Review # 2 was written on 2016-09-28 00:00:00
0was given a rating of 3 stars Annemarie Cronin
I thoroughly enjoyed this book. I loved reading about the trials and travails of this mear child who was thrust into the world to fight wars, who braved hostile environments, and who became this rough and rugged person surviving in a strange land with strange people, but who never seems to lose his gentlemanly character. I appreciated the simplest details that elicited my emotions.

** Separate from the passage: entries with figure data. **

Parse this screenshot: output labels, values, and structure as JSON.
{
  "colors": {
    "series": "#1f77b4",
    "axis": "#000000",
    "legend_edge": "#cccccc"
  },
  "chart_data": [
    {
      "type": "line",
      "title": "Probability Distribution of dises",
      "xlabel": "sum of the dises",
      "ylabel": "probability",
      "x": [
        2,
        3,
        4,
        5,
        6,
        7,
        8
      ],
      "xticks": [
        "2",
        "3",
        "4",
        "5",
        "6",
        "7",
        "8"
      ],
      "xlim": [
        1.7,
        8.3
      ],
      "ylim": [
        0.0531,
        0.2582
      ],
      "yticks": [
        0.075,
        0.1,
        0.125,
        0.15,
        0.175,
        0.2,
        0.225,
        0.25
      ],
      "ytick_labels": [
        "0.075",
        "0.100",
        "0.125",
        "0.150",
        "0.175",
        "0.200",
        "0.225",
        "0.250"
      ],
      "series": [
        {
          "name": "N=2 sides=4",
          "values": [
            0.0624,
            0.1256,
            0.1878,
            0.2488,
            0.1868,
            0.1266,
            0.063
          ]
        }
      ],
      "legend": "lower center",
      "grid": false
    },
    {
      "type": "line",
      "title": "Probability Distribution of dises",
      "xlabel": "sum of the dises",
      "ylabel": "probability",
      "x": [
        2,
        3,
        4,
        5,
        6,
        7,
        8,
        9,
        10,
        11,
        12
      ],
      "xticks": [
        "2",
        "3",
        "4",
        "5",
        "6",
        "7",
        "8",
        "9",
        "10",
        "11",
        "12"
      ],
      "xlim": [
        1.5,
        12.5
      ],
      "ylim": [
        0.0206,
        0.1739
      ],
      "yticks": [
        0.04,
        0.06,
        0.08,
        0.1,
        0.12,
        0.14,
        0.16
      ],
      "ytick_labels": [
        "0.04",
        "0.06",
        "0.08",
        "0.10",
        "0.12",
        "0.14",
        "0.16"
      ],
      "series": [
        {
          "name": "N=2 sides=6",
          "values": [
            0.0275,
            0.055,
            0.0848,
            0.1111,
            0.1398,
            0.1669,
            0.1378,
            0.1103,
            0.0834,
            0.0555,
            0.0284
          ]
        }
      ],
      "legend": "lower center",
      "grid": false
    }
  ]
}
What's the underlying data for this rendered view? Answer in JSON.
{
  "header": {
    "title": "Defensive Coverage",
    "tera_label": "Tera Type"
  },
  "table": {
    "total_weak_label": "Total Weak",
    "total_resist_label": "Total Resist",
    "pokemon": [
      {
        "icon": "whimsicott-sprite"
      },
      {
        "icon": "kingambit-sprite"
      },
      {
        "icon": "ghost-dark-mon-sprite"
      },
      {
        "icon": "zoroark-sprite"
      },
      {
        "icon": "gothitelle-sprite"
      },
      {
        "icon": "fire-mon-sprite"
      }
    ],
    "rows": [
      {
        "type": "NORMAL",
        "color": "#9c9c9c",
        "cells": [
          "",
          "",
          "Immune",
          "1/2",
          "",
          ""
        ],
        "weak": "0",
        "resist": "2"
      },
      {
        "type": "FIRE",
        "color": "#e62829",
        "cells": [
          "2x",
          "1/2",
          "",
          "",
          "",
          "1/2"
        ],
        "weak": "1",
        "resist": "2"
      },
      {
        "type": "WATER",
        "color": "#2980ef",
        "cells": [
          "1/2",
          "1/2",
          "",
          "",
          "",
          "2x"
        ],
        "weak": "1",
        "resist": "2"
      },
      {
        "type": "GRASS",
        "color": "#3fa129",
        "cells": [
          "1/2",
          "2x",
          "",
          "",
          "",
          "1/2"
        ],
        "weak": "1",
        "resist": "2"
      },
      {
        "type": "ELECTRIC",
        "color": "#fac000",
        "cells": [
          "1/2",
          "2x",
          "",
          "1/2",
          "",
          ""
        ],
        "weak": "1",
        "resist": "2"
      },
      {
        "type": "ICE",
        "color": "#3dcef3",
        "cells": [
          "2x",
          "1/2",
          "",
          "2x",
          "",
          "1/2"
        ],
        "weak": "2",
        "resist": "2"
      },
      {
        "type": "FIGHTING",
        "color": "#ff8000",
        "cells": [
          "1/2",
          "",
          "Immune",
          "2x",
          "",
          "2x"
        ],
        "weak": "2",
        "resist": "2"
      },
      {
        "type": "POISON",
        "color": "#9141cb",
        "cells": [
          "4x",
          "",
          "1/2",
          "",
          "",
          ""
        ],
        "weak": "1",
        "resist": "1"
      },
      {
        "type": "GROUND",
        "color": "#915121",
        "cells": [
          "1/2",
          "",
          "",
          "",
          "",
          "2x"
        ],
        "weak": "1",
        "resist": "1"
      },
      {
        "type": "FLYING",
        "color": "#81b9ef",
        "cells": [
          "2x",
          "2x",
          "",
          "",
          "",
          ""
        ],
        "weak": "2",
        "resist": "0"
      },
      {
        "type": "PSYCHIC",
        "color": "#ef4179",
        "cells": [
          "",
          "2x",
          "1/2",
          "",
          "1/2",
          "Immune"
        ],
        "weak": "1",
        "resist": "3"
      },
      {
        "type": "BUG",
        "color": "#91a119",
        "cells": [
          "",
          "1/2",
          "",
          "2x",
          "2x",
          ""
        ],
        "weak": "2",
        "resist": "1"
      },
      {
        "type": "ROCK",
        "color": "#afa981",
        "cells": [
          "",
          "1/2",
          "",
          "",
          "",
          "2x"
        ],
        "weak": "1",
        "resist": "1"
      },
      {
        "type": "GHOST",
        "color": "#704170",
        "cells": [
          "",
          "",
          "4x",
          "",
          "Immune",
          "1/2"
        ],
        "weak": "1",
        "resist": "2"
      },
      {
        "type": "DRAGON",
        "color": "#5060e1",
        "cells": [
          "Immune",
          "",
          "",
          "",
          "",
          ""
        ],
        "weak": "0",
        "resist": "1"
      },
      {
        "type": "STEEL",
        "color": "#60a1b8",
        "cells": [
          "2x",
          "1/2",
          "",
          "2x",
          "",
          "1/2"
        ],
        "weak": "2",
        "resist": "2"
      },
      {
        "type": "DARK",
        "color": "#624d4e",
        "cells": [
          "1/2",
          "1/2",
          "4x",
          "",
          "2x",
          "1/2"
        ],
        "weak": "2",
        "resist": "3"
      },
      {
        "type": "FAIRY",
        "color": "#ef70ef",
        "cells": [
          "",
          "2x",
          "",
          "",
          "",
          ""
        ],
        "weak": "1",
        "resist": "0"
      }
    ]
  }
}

Like when Samual Hearne was attempting to use his fragile equipment to measure locations along his trek, we knew how important a mission it was to map out his travels, and when the wind blew and broke his equipment, the disappointment was palpable.  Likewise when he had been more than a year out on his first journey to find the Northern Sea, and he was forced to turn back, one could feel the exhaustion and the fear at the prospect of having to go through again what they had just experienced and without the experience of triumph for reaching their goal. I appreciated the author's matter-of-fact description of the event at bloody falls, without any judgements.  And I appreciated the difficulty in Hearne's decision to support Matanabbee, in spite of the seeming injustice of the attack. He accepted the Chipewyan leader's decision, even tried to understand it. Hearne was earnest in his approach to learning about native culture, language and lifestyle.  Hearne's constitution was further tested when the French arrived and threatened the Fort, and he showed himself capable of making a wise decision for the inhabitants of the fort.  By doing so, he probably saved lives, but at great sacrifice to himself.  The author finishes the book by following in Hearne's footsteps in England as well as Canada, and it was a gratifying end to the story for me. During the reading of the book I felt the desire to see the places described, and the author satisfied the need with pictures and descriptions of these places in modern times. It was somewhat sad to discover that Hearne's home town had not lauded him much more than history itself. He hadn't met a brutal death or been imprisoned or courtmarshalled upon return like other famous explorers.  If not for the famous poem by Colleridge, or in my case the song by Iron Maiden, many might never have heard about Hearne at all. Thanks to Ken McGoogan, many more can learn about him.